Bei der Vorstellung der DMS V wurde das allerdings kaum thematisiert. Es standen die Parodontologie und die Alterszahnheilkunde im Fokus.
Krämer:
Unter anderem deshalb hat die DGZMK mit der DGKiZ im Mai 2018 die Pressekampagne „Molaren-Inzisiven Hypomineralisation, eine neue Volkskrankheit“ gestartet.

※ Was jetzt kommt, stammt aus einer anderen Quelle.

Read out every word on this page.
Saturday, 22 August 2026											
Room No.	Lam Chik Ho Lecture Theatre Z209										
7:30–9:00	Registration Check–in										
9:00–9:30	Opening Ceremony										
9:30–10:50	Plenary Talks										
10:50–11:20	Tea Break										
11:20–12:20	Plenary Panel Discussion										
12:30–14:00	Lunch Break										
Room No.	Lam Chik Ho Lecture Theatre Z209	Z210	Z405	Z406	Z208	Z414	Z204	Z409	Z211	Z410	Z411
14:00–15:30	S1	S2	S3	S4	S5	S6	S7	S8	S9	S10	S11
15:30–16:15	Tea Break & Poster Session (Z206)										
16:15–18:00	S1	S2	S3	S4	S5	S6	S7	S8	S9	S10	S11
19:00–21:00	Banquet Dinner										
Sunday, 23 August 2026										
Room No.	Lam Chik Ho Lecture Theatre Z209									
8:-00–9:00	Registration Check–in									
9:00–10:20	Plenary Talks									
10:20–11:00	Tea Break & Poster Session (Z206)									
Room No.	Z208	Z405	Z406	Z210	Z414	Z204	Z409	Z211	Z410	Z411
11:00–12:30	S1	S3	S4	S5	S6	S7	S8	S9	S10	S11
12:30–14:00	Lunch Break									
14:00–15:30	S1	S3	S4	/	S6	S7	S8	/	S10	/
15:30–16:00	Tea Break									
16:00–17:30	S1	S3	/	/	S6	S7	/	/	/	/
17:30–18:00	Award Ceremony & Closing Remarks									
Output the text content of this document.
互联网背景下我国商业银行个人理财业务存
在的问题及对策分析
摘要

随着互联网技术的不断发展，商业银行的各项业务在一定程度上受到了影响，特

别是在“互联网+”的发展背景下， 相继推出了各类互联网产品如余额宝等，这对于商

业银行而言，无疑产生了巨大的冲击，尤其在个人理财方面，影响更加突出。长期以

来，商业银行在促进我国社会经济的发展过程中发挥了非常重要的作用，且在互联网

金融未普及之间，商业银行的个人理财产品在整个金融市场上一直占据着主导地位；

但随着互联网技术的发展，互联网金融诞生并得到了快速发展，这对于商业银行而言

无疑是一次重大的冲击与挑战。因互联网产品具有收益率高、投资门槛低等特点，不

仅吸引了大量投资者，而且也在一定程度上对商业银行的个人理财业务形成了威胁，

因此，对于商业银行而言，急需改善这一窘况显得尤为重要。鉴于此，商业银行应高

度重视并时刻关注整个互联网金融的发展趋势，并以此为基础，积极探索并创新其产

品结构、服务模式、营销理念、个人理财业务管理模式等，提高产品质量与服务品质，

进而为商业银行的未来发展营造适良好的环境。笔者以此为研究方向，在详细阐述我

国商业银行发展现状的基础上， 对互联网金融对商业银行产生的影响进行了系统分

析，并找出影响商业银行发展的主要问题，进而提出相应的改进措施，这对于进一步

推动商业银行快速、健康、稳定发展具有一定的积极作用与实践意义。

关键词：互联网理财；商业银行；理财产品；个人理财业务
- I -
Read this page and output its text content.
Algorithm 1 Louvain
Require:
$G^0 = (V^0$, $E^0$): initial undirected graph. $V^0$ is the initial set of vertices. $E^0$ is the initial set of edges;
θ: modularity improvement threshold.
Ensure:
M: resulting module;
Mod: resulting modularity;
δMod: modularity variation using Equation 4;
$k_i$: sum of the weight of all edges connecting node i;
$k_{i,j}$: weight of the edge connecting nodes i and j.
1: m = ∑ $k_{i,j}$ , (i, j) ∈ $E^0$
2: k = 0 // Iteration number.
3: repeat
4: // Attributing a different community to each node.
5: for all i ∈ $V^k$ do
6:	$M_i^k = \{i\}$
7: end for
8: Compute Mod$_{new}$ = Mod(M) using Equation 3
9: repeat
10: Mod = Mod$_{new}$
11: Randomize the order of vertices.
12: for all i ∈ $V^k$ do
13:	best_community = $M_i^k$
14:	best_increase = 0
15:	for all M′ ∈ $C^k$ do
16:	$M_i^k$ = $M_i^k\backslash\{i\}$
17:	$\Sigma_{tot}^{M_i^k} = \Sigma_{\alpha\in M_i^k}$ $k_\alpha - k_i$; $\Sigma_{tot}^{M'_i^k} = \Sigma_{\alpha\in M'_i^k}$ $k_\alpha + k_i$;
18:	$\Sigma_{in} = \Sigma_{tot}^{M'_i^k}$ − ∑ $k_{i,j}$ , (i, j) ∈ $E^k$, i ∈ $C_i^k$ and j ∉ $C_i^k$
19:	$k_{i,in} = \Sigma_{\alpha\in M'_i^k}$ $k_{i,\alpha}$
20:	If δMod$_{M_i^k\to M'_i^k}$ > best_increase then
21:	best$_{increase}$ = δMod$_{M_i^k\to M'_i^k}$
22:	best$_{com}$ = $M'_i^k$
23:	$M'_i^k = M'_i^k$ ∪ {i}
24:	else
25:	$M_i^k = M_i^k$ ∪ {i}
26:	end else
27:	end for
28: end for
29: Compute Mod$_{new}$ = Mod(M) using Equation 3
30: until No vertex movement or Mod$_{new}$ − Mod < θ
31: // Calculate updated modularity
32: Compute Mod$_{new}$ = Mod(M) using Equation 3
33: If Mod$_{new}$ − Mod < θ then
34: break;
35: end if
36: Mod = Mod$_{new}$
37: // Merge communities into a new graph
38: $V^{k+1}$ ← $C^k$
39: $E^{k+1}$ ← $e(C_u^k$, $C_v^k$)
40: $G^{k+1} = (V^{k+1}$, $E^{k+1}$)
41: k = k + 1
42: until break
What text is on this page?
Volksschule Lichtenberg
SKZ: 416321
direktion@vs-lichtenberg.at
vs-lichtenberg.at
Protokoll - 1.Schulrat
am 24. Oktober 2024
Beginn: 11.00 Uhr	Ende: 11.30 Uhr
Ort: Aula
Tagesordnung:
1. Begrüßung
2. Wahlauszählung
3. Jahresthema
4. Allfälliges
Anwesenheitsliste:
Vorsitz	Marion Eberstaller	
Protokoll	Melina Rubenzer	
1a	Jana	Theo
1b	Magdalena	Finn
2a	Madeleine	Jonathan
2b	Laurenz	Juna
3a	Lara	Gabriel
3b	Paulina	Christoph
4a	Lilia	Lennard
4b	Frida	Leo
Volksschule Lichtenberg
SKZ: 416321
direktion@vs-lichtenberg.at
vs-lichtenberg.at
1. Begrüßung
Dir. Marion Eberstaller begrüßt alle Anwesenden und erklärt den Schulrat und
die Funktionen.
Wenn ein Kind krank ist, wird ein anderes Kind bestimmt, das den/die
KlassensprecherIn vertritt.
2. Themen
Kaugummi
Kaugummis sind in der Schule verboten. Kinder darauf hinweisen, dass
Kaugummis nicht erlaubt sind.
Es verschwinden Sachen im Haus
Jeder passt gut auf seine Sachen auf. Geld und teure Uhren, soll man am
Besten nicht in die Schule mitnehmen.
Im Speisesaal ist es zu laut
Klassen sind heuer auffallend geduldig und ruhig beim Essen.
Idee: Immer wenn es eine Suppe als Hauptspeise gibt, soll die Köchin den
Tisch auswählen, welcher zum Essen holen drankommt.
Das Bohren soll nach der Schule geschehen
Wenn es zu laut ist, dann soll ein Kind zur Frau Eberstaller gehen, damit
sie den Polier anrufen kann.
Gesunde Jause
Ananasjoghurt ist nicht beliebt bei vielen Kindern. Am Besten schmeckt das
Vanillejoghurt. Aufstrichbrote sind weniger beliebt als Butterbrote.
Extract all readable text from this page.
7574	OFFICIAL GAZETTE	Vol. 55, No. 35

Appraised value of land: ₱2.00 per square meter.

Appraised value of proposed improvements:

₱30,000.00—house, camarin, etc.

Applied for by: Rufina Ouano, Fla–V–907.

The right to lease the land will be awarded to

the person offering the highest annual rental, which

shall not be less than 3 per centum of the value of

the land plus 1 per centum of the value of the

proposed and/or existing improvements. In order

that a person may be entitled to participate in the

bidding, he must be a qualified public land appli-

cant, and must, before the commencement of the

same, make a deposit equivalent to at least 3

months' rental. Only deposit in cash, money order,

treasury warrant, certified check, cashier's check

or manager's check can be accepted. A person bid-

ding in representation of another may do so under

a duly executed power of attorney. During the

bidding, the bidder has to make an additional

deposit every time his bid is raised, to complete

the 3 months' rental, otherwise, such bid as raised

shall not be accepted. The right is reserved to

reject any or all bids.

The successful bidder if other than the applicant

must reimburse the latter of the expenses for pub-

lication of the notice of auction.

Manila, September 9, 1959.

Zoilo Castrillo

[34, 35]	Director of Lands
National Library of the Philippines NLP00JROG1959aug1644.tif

Mit Erfolg? Hat MIH endlich „eine Lobby“?
Krämer:
Ich denke ja. Immer mehr Experten und auch Politiker widmen sich dem MIH-Problem. Das Thema wird in der Öffentlichkeit diskutiert. Das ist sicherlich mit darauf zurückzuführen, dass die Strukturanomalie nicht mehr nur die Sechs-Jahr-Molaren und die Frontzähne betrifft, sondern mittlerweile auch Zwölf-Jahr-Molaren und die Prämolaren.

Wie ist das zu erklären?
Krämer:
Wir wissen zwar über die Ätiologie nichts Neues, aber aus meiner Sicht ist es logisch, wenn man sich die Dosis-Wirkungs-Beziehung anschaut. Sprich, wenn die Noxe in ausreichender Dosierung aufgenommen wird, muss man mit dem MIH-Befall auch der anderen Zähne rechnen, die nach der Geburt mineralisiert werden. Die derzeit geltende MIH-Definition muss deshalb überarbeitet werden.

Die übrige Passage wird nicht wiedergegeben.